The FET is easy to use, because the gate draws no DC current. In theory, we can switch as many amps as we would like just by changing the gate voltage with our I/O pin. The circuit looks like this:
The concept is the same as when we used an NPN transistor. The resistor doesn't actually do anything at DC, because (unlike the NPN transistor's base) the n-FET's gate does not draw any current. The resistor helps to protect the micro from transients when the high current switches, though.
I specified an IRL3103PBF for the FET. I chose this FET because it will operate from a small voltage swing on the gate. Traditionally, power n-FETs were designed to operate with a voltage of 0 V (off) or 10 V (on) at the gate. We need something that will turn on fully from a much smaller voltage, so I chose a ‘logic-level FET,’ which is more or less fully on with 5 V on the gate.
Notice that we didn't have to choose a logic-level FET for the previous circuit with the p-FET. There, the gate swung between 0 V and 10 V, so we had plenty of gate voltage swing. It is because we are driving the gate directly here that we have to choose a bit more carefully. In fact, we could use a similar circuit with a 2N3904 to produce an 0 to 10 V gate voltage swing if we needed to, but it is easier to choose a logic-level FET.

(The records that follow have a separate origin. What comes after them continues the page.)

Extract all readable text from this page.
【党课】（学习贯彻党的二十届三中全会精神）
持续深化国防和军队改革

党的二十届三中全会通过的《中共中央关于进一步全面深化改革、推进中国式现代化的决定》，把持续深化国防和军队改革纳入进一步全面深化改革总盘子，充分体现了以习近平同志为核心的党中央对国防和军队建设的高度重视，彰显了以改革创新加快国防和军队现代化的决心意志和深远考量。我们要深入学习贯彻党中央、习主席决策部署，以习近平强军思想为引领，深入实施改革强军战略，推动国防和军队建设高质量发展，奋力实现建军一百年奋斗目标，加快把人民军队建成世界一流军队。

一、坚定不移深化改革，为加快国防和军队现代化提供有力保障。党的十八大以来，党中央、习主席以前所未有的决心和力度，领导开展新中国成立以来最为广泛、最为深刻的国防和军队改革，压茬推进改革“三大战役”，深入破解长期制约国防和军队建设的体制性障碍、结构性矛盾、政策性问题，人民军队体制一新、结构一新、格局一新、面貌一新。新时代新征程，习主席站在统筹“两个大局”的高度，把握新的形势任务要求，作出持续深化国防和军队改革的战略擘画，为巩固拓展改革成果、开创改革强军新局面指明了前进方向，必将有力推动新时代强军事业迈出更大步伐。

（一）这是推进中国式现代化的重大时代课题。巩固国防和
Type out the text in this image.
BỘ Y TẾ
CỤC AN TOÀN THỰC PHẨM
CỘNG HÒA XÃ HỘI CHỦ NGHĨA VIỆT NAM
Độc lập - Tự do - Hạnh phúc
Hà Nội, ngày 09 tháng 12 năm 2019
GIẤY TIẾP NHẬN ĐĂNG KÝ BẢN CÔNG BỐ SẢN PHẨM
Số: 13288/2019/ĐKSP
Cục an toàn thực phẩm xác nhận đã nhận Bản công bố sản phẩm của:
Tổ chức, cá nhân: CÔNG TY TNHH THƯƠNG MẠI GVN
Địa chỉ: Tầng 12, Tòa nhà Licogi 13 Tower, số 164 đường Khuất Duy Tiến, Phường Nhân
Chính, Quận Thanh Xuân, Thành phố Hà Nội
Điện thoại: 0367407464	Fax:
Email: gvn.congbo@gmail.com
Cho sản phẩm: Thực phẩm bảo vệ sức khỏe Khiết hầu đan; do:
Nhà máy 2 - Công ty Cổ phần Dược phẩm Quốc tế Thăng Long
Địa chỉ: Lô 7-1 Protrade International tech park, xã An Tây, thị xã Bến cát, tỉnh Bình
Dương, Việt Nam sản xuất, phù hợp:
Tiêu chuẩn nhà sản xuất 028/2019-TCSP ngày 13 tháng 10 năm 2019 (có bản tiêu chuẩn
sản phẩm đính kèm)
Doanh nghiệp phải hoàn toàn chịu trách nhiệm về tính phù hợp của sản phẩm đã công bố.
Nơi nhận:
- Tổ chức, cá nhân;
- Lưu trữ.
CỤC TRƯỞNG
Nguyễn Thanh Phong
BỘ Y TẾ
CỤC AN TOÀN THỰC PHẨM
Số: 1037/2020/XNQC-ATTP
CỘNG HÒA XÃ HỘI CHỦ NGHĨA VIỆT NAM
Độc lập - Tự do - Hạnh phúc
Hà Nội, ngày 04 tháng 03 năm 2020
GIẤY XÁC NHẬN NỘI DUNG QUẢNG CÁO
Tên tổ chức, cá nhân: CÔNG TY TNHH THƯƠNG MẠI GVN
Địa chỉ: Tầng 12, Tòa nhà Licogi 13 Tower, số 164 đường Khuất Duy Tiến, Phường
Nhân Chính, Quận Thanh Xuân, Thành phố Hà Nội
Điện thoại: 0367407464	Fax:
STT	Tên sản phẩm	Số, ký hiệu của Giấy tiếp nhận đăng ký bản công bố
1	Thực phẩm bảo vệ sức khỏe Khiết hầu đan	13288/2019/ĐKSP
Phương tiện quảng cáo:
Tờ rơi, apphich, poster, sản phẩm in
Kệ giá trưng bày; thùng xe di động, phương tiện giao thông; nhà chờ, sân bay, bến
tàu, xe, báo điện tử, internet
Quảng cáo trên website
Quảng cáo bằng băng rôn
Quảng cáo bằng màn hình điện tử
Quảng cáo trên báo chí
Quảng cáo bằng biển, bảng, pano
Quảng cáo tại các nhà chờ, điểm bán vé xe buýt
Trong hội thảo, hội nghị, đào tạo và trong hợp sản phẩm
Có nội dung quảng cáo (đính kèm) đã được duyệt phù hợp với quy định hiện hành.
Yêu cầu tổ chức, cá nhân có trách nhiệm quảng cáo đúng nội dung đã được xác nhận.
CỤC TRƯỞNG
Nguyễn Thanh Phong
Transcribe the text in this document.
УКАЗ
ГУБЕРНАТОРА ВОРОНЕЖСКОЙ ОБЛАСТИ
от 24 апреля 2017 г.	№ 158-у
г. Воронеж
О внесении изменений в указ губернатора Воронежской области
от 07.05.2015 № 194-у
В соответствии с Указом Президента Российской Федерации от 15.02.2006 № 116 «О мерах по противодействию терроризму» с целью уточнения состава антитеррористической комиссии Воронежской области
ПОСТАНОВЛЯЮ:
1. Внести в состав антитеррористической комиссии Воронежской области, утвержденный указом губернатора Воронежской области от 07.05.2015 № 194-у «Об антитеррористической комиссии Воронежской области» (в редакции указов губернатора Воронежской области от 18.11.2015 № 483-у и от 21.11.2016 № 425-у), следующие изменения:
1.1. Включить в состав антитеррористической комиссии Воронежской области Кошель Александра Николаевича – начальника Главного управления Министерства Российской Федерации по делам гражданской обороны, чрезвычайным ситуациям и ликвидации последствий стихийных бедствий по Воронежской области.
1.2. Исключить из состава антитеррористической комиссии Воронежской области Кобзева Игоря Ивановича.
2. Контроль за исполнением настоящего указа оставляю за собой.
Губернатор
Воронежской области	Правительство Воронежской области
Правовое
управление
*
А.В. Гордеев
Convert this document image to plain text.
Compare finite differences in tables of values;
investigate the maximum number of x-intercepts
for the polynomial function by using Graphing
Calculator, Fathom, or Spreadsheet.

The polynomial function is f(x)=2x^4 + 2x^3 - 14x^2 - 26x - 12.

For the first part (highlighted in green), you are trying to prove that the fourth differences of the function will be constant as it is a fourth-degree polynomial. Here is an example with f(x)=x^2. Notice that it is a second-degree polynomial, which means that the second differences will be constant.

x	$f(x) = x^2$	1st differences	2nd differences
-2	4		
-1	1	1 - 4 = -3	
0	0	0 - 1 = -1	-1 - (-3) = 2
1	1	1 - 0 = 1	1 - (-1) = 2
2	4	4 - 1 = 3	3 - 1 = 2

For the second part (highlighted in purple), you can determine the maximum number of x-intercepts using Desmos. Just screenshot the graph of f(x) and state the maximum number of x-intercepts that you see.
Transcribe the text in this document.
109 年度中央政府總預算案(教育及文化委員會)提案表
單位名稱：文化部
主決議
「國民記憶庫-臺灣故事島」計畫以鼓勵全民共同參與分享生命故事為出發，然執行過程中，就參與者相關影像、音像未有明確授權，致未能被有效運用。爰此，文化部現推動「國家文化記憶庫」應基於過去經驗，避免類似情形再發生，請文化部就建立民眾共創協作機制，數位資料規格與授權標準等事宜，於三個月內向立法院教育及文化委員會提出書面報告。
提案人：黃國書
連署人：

The diode does the same job as before, and can be omitted for a non-inductive load. We could probably live without it regardless; the FET that we are using is rated for avalanche breakdown. If the drain-source voltage of any FET is brought past the rated VDSmax, then the FET will conduct from its drain to its source, independent of its gate voltage. In general this is bad, and may result in permanent damage to the part. The datasheet for the IRL3103 explicitly permits this mode of operation, though, and we can therefore take advantage of this.